Homily for the 14th Sunday Year B

Readings:  Ezek 2:2-5; 2 Cor 12:7-10; Mark 6:1-6a

Theme: ‘They would not accept him’ (Mk 6:3)

The theme of rejection looms large in today’s scripture readings.  Ezekiel, the prophet of today’s first reading suffered rejection because he predicted the destruction of Jerusalem. He was among the Israelites driven into exile by the Babylonian King, Nebuchadnezzar, and is the only prophet called by God to prophesy outside Israel. The exile was a traumatic experience for a people who saw themselves as specially chosen by God. Captured and enslaved in Babylon, they had lost everything they held precious: their freedom and the things which gave them a sense of identity as a people – their land and the Temple. Their most cherished hopes has been dashed. Many of them were so disheartened that they lost faith in the Lord and in his promises, and turned to the gods of their oppressors. No wonder they refused to listen to Ezekiel. Nevertheless, Ezekiel is empowered by the Spirit and mandated by the Lord to continue proclaiming his word to the people, ‘whether they listen or not’ (Ezek 2:5). We might ask ourselves who are today prophets, whose preaching is falling on deaf ears?

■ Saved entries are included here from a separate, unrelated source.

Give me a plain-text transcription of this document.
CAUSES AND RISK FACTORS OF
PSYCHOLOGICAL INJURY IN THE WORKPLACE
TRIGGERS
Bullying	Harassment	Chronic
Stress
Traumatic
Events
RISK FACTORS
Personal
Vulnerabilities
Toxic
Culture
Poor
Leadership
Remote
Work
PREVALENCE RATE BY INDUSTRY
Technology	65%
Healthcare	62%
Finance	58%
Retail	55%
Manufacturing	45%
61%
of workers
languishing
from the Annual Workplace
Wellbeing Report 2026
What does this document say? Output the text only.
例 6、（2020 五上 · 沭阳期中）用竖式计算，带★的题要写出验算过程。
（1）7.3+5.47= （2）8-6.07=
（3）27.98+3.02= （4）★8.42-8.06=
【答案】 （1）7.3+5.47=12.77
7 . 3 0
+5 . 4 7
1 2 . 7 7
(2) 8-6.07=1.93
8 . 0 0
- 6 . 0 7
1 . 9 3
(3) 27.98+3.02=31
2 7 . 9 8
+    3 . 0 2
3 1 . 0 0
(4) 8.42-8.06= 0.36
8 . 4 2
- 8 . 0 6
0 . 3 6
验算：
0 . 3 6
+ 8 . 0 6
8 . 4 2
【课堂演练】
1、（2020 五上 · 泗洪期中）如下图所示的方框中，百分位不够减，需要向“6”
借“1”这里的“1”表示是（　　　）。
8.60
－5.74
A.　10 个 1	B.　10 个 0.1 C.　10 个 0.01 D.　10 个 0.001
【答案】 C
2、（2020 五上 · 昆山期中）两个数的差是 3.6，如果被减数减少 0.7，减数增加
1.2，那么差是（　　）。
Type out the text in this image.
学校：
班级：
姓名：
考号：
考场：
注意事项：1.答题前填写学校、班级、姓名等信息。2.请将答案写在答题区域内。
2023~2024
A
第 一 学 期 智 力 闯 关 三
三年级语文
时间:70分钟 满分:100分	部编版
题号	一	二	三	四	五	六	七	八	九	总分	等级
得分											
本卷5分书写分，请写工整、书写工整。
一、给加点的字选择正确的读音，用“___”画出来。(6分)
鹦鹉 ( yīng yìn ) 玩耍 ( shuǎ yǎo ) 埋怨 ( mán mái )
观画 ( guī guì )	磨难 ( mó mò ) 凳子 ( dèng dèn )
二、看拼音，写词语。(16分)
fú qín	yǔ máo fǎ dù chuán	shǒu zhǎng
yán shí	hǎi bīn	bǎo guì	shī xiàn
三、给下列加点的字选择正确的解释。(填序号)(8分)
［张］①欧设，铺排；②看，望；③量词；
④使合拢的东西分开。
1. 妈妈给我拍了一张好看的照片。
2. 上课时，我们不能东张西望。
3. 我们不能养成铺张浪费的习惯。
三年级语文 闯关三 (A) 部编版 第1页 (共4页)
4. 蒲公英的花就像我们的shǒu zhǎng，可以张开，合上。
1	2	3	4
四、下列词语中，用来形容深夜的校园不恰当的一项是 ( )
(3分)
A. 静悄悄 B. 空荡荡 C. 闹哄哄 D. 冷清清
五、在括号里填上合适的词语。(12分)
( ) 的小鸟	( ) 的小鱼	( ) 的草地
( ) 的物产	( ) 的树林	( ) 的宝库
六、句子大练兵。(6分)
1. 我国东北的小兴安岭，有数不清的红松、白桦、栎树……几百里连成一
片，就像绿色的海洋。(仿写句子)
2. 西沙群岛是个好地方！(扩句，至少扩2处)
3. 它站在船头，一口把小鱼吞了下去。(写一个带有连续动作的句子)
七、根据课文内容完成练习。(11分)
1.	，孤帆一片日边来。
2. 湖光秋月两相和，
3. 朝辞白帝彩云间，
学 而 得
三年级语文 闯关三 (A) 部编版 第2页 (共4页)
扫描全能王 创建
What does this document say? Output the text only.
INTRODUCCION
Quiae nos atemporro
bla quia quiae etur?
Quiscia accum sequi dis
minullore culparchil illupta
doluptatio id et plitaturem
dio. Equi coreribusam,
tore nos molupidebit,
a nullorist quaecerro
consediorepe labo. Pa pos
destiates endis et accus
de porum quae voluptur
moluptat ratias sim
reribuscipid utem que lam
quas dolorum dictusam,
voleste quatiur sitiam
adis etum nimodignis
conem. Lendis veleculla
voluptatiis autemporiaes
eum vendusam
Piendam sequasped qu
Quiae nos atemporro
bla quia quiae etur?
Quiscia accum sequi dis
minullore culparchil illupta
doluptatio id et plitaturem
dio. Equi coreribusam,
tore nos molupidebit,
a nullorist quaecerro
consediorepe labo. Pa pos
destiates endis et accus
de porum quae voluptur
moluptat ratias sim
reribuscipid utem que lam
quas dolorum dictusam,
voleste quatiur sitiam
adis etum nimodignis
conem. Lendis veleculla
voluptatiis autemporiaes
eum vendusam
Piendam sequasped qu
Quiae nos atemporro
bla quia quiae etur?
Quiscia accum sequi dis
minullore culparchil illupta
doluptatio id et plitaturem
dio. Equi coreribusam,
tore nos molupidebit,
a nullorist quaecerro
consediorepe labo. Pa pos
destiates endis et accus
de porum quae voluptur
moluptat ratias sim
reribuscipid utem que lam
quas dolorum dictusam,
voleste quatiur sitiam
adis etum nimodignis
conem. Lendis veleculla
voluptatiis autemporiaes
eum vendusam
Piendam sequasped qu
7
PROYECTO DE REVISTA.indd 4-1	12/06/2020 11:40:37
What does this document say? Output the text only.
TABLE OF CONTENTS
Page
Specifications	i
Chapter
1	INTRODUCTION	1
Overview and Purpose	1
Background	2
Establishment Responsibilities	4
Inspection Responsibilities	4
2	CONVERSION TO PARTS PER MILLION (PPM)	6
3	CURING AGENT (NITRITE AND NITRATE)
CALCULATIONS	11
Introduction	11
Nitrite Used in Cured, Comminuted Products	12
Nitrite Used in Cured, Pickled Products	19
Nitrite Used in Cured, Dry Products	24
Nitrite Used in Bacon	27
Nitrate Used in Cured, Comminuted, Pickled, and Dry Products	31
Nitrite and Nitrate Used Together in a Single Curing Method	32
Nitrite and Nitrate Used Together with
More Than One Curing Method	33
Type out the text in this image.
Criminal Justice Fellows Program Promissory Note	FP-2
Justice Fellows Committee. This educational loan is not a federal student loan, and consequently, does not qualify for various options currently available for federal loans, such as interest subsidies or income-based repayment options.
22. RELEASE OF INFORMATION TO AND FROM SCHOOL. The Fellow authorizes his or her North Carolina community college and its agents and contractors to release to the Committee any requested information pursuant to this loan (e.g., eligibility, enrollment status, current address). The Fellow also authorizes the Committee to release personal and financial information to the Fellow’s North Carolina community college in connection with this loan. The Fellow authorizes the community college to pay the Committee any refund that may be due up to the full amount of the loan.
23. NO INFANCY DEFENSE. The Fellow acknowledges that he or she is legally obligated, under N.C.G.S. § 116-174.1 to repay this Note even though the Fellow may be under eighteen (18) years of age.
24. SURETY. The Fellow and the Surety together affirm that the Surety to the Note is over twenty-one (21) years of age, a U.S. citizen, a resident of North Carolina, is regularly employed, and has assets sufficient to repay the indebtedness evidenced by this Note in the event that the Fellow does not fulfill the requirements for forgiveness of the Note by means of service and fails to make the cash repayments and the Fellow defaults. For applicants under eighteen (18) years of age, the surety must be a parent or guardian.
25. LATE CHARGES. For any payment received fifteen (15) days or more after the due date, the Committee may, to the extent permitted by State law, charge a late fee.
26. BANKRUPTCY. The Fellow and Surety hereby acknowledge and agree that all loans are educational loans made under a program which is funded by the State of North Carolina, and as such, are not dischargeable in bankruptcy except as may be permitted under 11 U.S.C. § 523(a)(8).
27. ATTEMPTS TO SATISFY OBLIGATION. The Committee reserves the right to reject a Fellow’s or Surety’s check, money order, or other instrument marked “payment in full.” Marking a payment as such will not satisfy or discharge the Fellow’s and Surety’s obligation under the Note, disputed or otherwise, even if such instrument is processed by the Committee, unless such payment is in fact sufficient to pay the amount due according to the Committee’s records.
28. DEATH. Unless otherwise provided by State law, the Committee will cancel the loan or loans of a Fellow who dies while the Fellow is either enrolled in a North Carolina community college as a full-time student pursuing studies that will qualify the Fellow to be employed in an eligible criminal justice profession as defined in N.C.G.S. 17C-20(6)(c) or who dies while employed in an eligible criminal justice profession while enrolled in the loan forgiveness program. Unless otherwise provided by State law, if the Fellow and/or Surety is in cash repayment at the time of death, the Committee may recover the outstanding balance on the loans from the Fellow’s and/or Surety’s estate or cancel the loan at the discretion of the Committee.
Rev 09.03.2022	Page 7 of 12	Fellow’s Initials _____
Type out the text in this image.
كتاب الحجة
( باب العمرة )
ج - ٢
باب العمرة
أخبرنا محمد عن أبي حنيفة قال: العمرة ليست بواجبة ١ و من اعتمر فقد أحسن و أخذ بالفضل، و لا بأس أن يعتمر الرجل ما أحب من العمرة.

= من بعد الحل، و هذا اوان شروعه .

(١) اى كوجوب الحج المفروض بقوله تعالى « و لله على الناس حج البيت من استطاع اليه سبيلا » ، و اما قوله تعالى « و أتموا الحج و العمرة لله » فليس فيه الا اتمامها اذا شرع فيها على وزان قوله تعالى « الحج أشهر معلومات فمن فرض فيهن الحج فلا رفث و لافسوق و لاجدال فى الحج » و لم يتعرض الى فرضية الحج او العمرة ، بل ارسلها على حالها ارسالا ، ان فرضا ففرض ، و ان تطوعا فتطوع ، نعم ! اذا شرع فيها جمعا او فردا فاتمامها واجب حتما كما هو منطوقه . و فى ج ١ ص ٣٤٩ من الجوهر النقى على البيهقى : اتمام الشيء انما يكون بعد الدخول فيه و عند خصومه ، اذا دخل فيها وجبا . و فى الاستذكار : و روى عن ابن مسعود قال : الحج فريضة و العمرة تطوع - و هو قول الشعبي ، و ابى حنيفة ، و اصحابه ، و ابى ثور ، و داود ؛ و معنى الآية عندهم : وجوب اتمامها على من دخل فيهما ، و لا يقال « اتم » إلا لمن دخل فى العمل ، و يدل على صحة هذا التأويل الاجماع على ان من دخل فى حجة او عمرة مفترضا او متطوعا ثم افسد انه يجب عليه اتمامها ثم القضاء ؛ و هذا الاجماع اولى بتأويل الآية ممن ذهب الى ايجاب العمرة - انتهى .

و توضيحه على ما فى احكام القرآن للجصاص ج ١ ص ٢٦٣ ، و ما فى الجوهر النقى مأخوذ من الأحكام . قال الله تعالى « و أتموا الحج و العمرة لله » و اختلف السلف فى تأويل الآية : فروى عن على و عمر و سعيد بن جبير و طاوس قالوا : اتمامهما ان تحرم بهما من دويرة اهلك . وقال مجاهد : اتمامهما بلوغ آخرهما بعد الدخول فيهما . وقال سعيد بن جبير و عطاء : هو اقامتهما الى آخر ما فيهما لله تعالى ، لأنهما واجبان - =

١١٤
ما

Our second reading reminds us that St Paul’s mission, while remarkably successful, was not all plain sailing and that he experienced what he calls ‘a thorn in the flesh’ to stop him ‘from getting too proud’ (2 Cor 12:8). While Paul never states clearly what precisely this thorn in the flesh was, many Scripture Scholars suggest that it may refer to one or other of the practical difficulties he mentions in verse 10: ‘weaknesses, insults, hardships, persecutions, and constraints’. All of these Paul is prepared to accept for the sake of Christ. ‘For’, he adds, ‘it is when I am weak, that I am strong.’ (2 Cor 12:10).

In today’s gospel from Mark, Jesus returns to his home town of Nazareth not to a hero’s welcome, as one might expect following his raising of the daughter of Jairus to life,  but instead to jealously, ridicule, and rejection. Clearly taken aback by the people’s ‘lack of faith’, Jesus responds with words tinged with bitter disappointment: ‘A prophet is only despised in his own country, among his own relations and in his own house’ (Mk 6:4). We know that, following this incident, Jesus would not return again to his home town or set foot in another synagogue in Galilee.

Why did Jesus’ own townspeople reject him? Perhaps because they knew him too well or thought they did. He had lived among them for thirty years as the son of a humble tradesman, and they never saw any signs of extraordinary power or wisdom in him. So, when he started to speak in their synagogue, they were ‘astonished by his wisdom’, but not disposed to accept him. Instead they raised questions about the source of his wisdom and his identity: ‘Where did this man get these things? What is the wisdom given to him? How are such mighty works done by his hands? Is not this the carpenter, the son of Mary and brother of James and Joset and Jude and Simon? And are not his sisters here with us?’ (Mk 6:2-3).  These remarks clearly show the prejudices that    acted as a stumbling block to their acceptance of Jesus and his message. There is also here an echo of an earlier scene in Mark’s gospel, where Jesus’ relations ‘set out to take charge of him’, convinced he was ‘out of his mind’ (Mk 3:21).

It is easy for us to stand in judgement over the people of Nazareth. But, if the historical Jesus were to come among us today and preach in our Churches, would we recognise him and accord him a better reception? An uncomfortable question surely, and difficult to answer with certainty! Like the people of Nazareth we would be meeting with someone we think we know very well. But how well do we really know Jesus? Would he confirm or challenge our expectations of him? Would we listen with respect to a lay man coming from a humble, working class, background and with no formal religious education or religious status? Would we recognise the presence of God in his words and actions?  What are the barriers for us in recognising God at work in our world today?

Today’s readings call on us to open our hearts, our minds and our whole being to the challenging and often surprising presence of God among us: in others, in the events of our lives, in the Church, in our world. God is always speaking to us, but we have to listen and, to echo the words of the poet, Patrick Kavanagh, allow him ‘to surprise us’.

Let us pray: Heavenly Father, you break through our deafness of heart to speak to us the Word of life. Grant that we might hear and recognise your voice and respond with faith through Jesus Christ, your Son and our Lord.  Amen.